# British Drawing standards.



## sir.clip (Mar 23, 2010)

Would any one know the drawing standard in Britain for hinged side of doors on an elevation view.

The door is hinged on the right. would the phantom line point to the hinged side or away from the hinged side?







I think it is the view on the left.. 

Can any one help??


----------



## teuchter (Mar 24, 2010)

Tis indeed the one on the left.

In some countries it's reversed which can cause much confusion.


----------



## sir.clip (Mar 25, 2010)

Thanks teuchter, 

I have always read drawings & interrepeted them as the door hung on the side with the arrow pointing too. I was a Carpenter before my job now as a Draughtsman & all the doors & casement windows i fitted have thus been fitted this way with out any question.
last week a Joiner hung all the cabinet doors on the opposite side to the arrow & it has caused much confusion & cost. 
I can not find it written anywhere in my Draughting books & or on the web as to which is the standard.
I believe Australia is opposite & possible America.
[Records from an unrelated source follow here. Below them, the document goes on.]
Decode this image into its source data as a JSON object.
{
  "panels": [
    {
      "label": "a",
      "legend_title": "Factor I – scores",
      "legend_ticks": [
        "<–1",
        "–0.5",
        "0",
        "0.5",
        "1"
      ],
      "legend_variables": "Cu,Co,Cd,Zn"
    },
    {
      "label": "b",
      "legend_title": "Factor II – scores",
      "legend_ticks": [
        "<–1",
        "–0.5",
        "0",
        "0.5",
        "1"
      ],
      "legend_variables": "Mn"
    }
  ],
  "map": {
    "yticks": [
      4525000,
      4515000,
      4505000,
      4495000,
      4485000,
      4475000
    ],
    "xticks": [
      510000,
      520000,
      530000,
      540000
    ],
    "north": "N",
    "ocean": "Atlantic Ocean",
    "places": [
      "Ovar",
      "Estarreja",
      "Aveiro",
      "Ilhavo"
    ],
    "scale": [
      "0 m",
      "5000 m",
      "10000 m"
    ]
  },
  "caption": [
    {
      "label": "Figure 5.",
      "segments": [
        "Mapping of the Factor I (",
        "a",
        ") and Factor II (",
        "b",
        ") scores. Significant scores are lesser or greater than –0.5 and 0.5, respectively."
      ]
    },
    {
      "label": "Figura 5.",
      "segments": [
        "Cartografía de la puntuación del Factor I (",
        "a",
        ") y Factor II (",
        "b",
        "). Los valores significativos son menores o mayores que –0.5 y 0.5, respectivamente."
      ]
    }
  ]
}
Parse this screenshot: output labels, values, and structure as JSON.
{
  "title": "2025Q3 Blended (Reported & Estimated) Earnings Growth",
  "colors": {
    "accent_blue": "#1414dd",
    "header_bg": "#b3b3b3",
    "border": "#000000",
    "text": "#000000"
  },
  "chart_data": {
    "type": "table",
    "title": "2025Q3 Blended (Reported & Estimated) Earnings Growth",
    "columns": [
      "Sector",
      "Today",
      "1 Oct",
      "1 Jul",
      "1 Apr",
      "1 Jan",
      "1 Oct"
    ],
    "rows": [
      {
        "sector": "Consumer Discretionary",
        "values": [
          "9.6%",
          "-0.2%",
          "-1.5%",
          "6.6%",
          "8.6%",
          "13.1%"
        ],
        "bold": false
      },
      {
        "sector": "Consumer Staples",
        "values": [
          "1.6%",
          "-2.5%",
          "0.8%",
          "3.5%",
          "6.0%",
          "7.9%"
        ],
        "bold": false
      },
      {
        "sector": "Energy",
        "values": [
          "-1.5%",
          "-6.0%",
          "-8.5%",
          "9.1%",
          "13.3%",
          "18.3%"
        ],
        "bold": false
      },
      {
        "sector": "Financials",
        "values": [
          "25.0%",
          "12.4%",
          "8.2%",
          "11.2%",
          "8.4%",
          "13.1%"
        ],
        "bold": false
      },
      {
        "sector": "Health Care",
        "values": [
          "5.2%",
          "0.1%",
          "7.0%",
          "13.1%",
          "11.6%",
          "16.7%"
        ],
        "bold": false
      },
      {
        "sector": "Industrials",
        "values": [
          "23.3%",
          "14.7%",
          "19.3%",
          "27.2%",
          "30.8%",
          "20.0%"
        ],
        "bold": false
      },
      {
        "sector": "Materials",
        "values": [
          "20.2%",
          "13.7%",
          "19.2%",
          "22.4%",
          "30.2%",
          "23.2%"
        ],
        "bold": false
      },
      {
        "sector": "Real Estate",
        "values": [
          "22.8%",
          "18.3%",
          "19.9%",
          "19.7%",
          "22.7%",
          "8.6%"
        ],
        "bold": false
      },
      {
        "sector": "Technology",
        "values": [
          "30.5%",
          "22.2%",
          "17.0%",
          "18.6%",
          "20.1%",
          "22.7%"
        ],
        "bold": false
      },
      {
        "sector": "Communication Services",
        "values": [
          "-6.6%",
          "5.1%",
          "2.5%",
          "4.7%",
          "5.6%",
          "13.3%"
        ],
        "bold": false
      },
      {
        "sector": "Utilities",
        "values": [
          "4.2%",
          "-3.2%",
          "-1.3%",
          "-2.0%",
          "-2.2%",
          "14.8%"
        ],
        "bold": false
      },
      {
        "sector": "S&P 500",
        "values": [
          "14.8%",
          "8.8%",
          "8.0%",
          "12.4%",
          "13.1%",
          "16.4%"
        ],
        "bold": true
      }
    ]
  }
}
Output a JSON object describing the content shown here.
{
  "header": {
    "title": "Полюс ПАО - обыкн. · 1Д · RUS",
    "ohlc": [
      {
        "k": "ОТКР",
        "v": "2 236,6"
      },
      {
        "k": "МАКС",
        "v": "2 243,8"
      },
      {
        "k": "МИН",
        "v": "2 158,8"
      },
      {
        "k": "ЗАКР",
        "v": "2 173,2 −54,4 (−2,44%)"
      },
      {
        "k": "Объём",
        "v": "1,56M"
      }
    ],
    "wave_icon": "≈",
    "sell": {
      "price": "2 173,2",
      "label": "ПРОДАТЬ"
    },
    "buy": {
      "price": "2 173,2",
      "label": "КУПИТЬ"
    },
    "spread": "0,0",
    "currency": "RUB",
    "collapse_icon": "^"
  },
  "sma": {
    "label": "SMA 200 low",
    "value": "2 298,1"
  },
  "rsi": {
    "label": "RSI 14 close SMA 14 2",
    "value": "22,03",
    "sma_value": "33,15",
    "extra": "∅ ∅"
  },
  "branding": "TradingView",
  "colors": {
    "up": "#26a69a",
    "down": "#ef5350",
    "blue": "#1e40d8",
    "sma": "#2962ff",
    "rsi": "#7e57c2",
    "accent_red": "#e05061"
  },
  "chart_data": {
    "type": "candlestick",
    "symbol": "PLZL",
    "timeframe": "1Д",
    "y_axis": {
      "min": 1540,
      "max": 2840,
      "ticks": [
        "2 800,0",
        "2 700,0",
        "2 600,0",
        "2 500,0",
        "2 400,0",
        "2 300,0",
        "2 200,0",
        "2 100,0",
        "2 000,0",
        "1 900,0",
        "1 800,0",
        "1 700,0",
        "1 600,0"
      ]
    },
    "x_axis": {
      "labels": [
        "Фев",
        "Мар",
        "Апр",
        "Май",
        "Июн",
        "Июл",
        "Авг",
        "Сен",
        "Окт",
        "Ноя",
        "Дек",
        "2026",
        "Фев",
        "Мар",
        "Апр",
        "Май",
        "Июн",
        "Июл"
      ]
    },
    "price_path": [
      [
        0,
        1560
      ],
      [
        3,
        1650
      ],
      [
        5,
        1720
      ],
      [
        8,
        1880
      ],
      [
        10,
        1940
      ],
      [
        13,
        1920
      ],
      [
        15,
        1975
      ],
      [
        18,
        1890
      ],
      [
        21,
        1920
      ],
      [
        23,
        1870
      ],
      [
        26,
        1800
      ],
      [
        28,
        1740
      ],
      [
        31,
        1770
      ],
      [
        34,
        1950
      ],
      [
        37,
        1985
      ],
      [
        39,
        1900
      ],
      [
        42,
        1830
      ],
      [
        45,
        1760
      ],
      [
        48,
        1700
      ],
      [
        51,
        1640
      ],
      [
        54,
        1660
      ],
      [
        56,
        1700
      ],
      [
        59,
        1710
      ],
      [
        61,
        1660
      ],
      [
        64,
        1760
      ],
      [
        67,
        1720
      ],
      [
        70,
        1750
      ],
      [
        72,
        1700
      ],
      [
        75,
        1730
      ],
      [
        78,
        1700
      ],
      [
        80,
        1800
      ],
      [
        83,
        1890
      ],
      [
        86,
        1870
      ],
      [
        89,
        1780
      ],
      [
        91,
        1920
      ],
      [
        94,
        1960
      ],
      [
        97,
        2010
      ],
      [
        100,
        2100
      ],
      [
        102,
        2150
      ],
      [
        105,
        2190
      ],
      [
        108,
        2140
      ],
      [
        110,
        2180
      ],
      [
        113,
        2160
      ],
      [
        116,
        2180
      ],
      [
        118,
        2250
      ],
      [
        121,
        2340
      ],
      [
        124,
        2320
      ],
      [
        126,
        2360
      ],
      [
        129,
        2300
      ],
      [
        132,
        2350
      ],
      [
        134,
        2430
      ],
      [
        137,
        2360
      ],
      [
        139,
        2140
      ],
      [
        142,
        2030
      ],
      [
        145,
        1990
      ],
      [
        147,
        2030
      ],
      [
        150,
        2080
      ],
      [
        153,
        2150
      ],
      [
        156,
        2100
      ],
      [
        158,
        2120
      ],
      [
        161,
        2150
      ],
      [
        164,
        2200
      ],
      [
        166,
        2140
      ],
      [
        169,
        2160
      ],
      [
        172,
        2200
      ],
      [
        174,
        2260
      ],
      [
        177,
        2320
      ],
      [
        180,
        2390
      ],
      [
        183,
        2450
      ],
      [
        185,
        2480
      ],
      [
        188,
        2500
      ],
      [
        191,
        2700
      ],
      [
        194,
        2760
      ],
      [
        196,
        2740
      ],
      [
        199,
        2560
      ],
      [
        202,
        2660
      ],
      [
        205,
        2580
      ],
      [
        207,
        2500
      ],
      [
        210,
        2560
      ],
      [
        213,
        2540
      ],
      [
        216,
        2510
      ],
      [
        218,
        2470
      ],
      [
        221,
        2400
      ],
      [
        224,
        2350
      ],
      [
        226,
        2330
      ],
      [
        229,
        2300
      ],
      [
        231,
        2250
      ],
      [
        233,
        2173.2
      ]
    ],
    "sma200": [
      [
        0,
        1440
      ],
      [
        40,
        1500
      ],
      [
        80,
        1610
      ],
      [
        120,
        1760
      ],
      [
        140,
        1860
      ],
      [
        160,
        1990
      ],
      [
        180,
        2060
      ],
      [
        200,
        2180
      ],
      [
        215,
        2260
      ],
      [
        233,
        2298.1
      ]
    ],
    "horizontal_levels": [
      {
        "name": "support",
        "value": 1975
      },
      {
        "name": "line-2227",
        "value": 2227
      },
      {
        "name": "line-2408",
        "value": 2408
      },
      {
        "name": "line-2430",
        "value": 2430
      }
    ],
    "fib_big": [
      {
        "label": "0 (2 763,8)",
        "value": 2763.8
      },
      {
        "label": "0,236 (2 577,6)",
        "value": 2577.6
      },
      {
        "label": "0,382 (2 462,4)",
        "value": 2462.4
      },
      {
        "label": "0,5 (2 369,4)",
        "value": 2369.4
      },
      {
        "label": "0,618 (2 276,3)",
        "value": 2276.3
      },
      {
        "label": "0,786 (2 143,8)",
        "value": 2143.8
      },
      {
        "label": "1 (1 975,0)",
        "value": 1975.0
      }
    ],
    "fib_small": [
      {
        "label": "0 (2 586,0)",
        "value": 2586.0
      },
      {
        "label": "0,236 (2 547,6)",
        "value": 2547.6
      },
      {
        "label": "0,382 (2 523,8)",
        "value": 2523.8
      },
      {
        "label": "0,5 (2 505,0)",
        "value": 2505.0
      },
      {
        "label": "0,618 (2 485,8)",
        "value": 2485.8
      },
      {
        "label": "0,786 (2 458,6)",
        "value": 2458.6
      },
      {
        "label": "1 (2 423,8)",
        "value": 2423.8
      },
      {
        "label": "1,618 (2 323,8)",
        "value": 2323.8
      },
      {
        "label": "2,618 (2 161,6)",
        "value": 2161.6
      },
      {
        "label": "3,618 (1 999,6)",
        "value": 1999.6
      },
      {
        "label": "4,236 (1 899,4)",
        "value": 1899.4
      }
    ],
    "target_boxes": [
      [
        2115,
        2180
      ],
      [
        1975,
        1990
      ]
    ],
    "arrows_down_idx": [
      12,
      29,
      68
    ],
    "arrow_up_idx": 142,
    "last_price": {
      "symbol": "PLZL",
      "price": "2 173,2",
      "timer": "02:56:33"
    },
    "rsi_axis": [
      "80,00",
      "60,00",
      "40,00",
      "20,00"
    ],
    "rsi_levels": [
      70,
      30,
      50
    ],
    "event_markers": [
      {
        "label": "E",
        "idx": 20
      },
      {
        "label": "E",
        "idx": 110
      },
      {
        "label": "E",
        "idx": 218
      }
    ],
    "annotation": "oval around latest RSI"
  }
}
It would be good to find it written.


----------



## teuchter (Mar 25, 2010)

Yeah I was trying to remember where it is that they do it the other way round, and couldn't find anything on the web either.

It's cause a bit of confusion for me in the past when dealing with a window supplier from outside the UK, where they had everything drawn the other way around.


----------



## wolfism (Apr 20, 2010)

I think the Mitchells construction books show the doors and windows with an arrow pointing to their hinge stiles.  I'm 99% sure that the relevant British Standard also shows that, in diagrammatic form.


----------